操作系统： Linux（Ubuntu 20.04+ 推荐）/ macOS 11+ / Windows 10+（WSL2 更佳）
Python 版本： Python 3.9 - 3.12（推荐 3.10/3.11）
GPU（可选）： NVIDIA GPU + CUDA 11.8 / 12.1+ + cuDNN
依赖项： pip、conda（推荐用 conda 管理 CUDA 依赖）

检查 GPU（可选）

# Linux / WSL2
nvidia-smi
# 输出应显示 CUDA 版本和 GPU 信息

# 如无输出，需安装 NVIDIA 驱动和 CUDA Toolkit

2. 安装命令

# 前往 pytorch.org 获取最适合你环境的安装命令

# === CPU 版本 ===
pip install torch torchvision torchaudio

# === CUDA 11.8 版本 ===
pip install torch torchvision torchaudio --index-url https://download.pytorch.org/whl/cu118

# === CUDA 12.1 版本 ===
pip install torch torchvision torchaudio --index-url https://download.pytorch.org/whl/cu121

# === Conda 安装（推荐，自动处理 CUDA 依赖）===
conda install pytorch torchvision torchaudio pytorch-cuda=12.1 -c pytorch -c nvidia

# === 验证安装 ===
python -c "import torch; print(f'PyTorch {torch.__version__}'); print(f'CUDA 可用: {torch.cuda.is_available()}'); print(f'GPU 名称: {torch.cuda.get_device_name(0) if torch.cuda.is_available() else \"无\"}')"

3. 常见安装问题

问题 1：`torch.cuda.is_available()` 返回 False

# 检查 CUDA 驱动
nvidia-smi

# 检查 PyTorch 是否为 CUDA 版本
python -c "import torch; print(torch.version.cuda)"

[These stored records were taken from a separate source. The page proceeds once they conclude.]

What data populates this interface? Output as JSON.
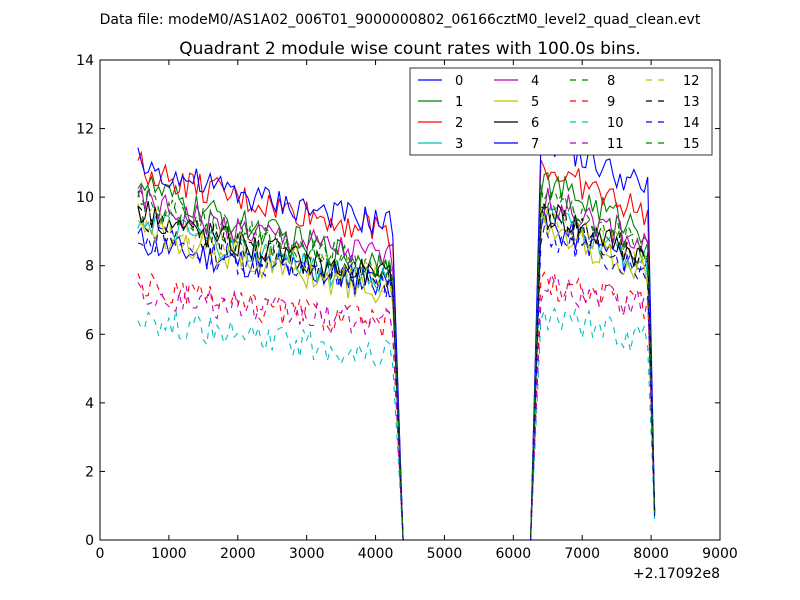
{
  "suptitle": "Data file: modeM0/AS1A02_006T01_9000000802_06166cztM0_level2_quad_clean.evt",
  "chart_data": {
    "type": "line",
    "title": "Quadrant 2 module wise count rates with 100.0s bins.",
    "xlabel": "",
    "ylabel": "",
    "x_offset_label": "+2.17092e8",
    "xlim": [
      0,
      9000
    ],
    "ylim": [
      0,
      14
    ],
    "xticks": [
      0,
      1000,
      2000,
      3000,
      4000,
      5000,
      6000,
      7000,
      8000,
      9000
    ],
    "yticks": [
      0,
      2,
      4,
      6,
      8,
      10,
      12,
      14
    ],
    "grid": false,
    "legend_position": "top-right",
    "legend_columns": 4,
    "segments": [
      {
        "x_start": 550,
        "x_end": 4250,
        "drop_to": 4400
      },
      {
        "x_start": 6400,
        "x_end": 7950,
        "rise_from": 6250,
        "drop_to": 8050
      }
    ],
    "series": [
      {
        "name": "0",
        "color": "#0000ff",
        "dash": "solid",
        "s1_start": 8.8,
        "s1_end": 7.5,
        "s2_start": 9.2,
        "s2_end": 8.0,
        "end_value": 0.8
      },
      {
        "name": "1",
        "color": "#008000",
        "dash": "solid",
        "s1_start": 10.6,
        "s1_end": 8.0,
        "s2_start": 10.5,
        "s2_end": 9.0,
        "end_value": 0.8
      },
      {
        "name": "2",
        "color": "#ff0000",
        "dash": "solid",
        "s1_start": 11.0,
        "s1_end": 9.0,
        "s2_start": 10.9,
        "s2_end": 9.5,
        "end_value": 0.8
      },
      {
        "name": "3",
        "color": "#00bfbf",
        "dash": "solid",
        "s1_start": 9.5,
        "s1_end": 7.5,
        "s2_start": 9.6,
        "s2_end": 8.0,
        "end_value": 0.8
      },
      {
        "name": "4",
        "color": "#bf00bf",
        "dash": "solid",
        "s1_start": 10.0,
        "s1_end": 8.2,
        "s2_start": 10.0,
        "s2_end": 8.6,
        "end_value": 0.7
      },
      {
        "name": "5",
        "color": "#bfbf00",
        "dash": "solid",
        "s1_start": 9.4,
        "s1_end": 7.2,
        "s2_start": 9.2,
        "s2_end": 7.8,
        "end_value": 0.7
      },
      {
        "name": "6",
        "color": "#000000",
        "dash": "solid",
        "s1_start": 9.8,
        "s1_end": 7.6,
        "s2_start": 9.7,
        "s2_end": 8.2,
        "end_value": 0.8
      },
      {
        "name": "7",
        "color": "#0000ff",
        "dash": "solid",
        "s1_start": 11.1,
        "s1_end": 9.2,
        "s2_start": 11.8,
        "s2_end": 10.2,
        "end_value": 0.9
      },
      {
        "name": "8",
        "color": "#008000",
        "dash": "dashed",
        "s1_start": 10.3,
        "s1_end": 7.8,
        "s2_start": 10.0,
        "s2_end": 8.4,
        "end_value": 0.8
      },
      {
        "name": "9",
        "color": "#ff0000",
        "dash": "dashed",
        "s1_start": 7.5,
        "s1_end": 6.3,
        "s2_start": 7.5,
        "s2_end": 6.8,
        "end_value": 0.7
      },
      {
        "name": "10",
        "color": "#00bfbf",
        "dash": "dashed",
        "s1_start": 6.6,
        "s1_end": 5.4,
        "s2_start": 6.6,
        "s2_end": 5.8,
        "end_value": 0.6
      },
      {
        "name": "11",
        "color": "#bf00bf",
        "dash": "dashed",
        "s1_start": 7.3,
        "s1_end": 6.3,
        "s2_start": 7.4,
        "s2_end": 6.8,
        "end_value": 0.7
      },
      {
        "name": "12",
        "color": "#bfbf00",
        "dash": "dashed",
        "s1_start": 9.6,
        "s1_end": 7.6,
        "s2_start": 9.6,
        "s2_end": 8.2,
        "end_value": 0.7
      },
      {
        "name": "13",
        "color": "#000000",
        "dash": "dashed",
        "s1_start": 9.6,
        "s1_end": 7.6,
        "s2_start": 9.5,
        "s2_end": 8.2,
        "end_value": 0.8
      },
      {
        "name": "14",
        "color": "#0000ff",
        "dash": "dashed",
        "s1_start": 9.0,
        "s1_end": 7.4,
        "s2_start": 9.0,
        "s2_end": 7.8,
        "end_value": 0.7
      },
      {
        "name": "15",
        "color": "#008000",
        "dash": "dashed",
        "s1_start": 10.1,
        "s1_end": 7.9,
        "s2_start": 10.0,
        "s2_end": 8.6,
        "end_value": 0.8
      }
    ]
  }
}
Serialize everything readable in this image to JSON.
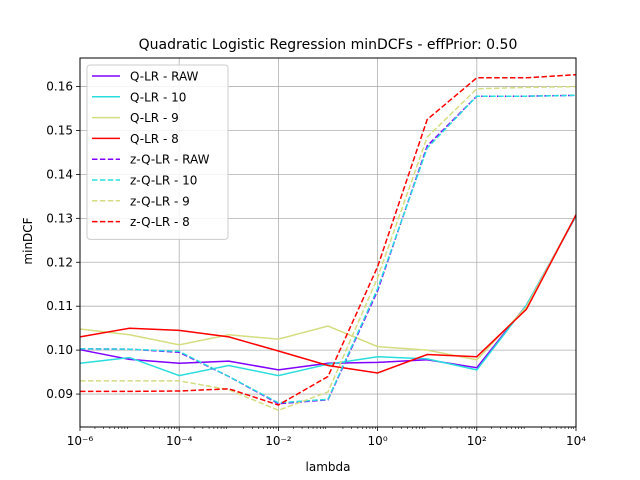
{
  "chart_data": {
    "type": "line",
    "title": "Quadratic Logistic Regression minDCFs - effPrior: 0.50",
    "xlabel": "lambda",
    "ylabel": "minDCF",
    "xscale": "log",
    "xlim_exp": [
      -6,
      4
    ],
    "ylim": [
      0.0825,
      0.1665
    ],
    "grid": true,
    "legend_position": "top-left",
    "x_exponents": [
      -6,
      -5,
      -4,
      -3,
      -2,
      -1,
      0,
      1,
      2,
      3,
      4
    ],
    "x_tick_labels": [
      "10⁻⁶",
      "10⁻⁴",
      "10⁻²",
      "10⁰",
      "10²",
      "10⁴"
    ],
    "x_tick_exponents": [
      -6,
      -4,
      -2,
      0,
      2,
      4
    ],
    "y_ticks": [
      0.09,
      0.1,
      0.11,
      0.12,
      0.13,
      0.14,
      0.15,
      0.16
    ],
    "y_tick_labels": [
      "0.09",
      "0.10",
      "0.11",
      "0.12",
      "0.13",
      "0.14",
      "0.15",
      "0.16"
    ],
    "series": [
      {
        "name": "Q-LR - RAW",
        "color": "#8000ff",
        "dash": "solid",
        "values": [
          0.1001,
          0.0979,
          0.097,
          0.0975,
          0.0955,
          0.097,
          0.0972,
          0.0978,
          0.096,
          0.1102,
          0.1305
        ]
      },
      {
        "name": "Q-LR - 10",
        "color": "#2adddd",
        "dash": "solid",
        "values": [
          0.097,
          0.0983,
          0.0942,
          0.0965,
          0.0942,
          0.0968,
          0.0985,
          0.098,
          0.0955,
          0.1102,
          0.1305
        ]
      },
      {
        "name": "Q-LR - 9",
        "color": "#d4dd80",
        "dash": "solid",
        "values": [
          0.1048,
          0.1035,
          0.1012,
          0.1035,
          0.1025,
          0.1055,
          0.1008,
          0.1,
          0.0978,
          0.1098,
          0.1308
        ]
      },
      {
        "name": "Q-LR - 8",
        "color": "#ff0000",
        "dash": "solid",
        "values": [
          0.103,
          0.105,
          0.1045,
          0.103,
          0.0998,
          0.0965,
          0.0948,
          0.099,
          0.0985,
          0.1093,
          0.1308
        ]
      },
      {
        "name": "z-Q-LR - RAW",
        "color": "#8000ff",
        "dash": "dashed",
        "values": [
          0.1003,
          0.1002,
          0.0995,
          0.094,
          0.0878,
          0.0887,
          0.1135,
          0.1465,
          0.1578,
          0.1578,
          0.158
        ]
      },
      {
        "name": "z-Q-LR - 10",
        "color": "#2adddd",
        "dash": "dashed",
        "values": [
          0.1003,
          0.1002,
          0.0997,
          0.094,
          0.088,
          0.0888,
          0.114,
          0.146,
          0.1578,
          0.1578,
          0.158
        ]
      },
      {
        "name": "z-Q-LR - 9",
        "color": "#d4dd80",
        "dash": "dashed",
        "values": [
          0.093,
          0.093,
          0.093,
          0.091,
          0.0863,
          0.0905,
          0.1165,
          0.1485,
          0.1595,
          0.1598,
          0.16
        ]
      },
      {
        "name": "z-Q-LR - 8",
        "color": "#ff0000",
        "dash": "dashed",
        "values": [
          0.0906,
          0.0906,
          0.0907,
          0.0912,
          0.0875,
          0.094,
          0.119,
          0.1525,
          0.162,
          0.162,
          0.1627
        ]
      }
    ]
  }
}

# 如果输出的 CUDA 版本为 None，说明装了 CPU 版本
# 卸载后重装 CUDA 版本
pip uninstall torch torchvision torchaudio
pip install torch torchvision torchaudio --index-url https://download.pytorch.org/whl/cu121

问题 2：pip 安装速度慢

# 使用清华镜像
pip install torch torchvision torchaudio -i https://pypi.tuna.tsinghua.edu.cn/simple

问题 3：macOS 无 GPU 支持

macOS 自 MPS 加速可用（Apple Silicon）：

# PyTorch 2.0+ 支持 MPS
device = torch.device("mps" if torch.backends.mps.is_available() else "cpu")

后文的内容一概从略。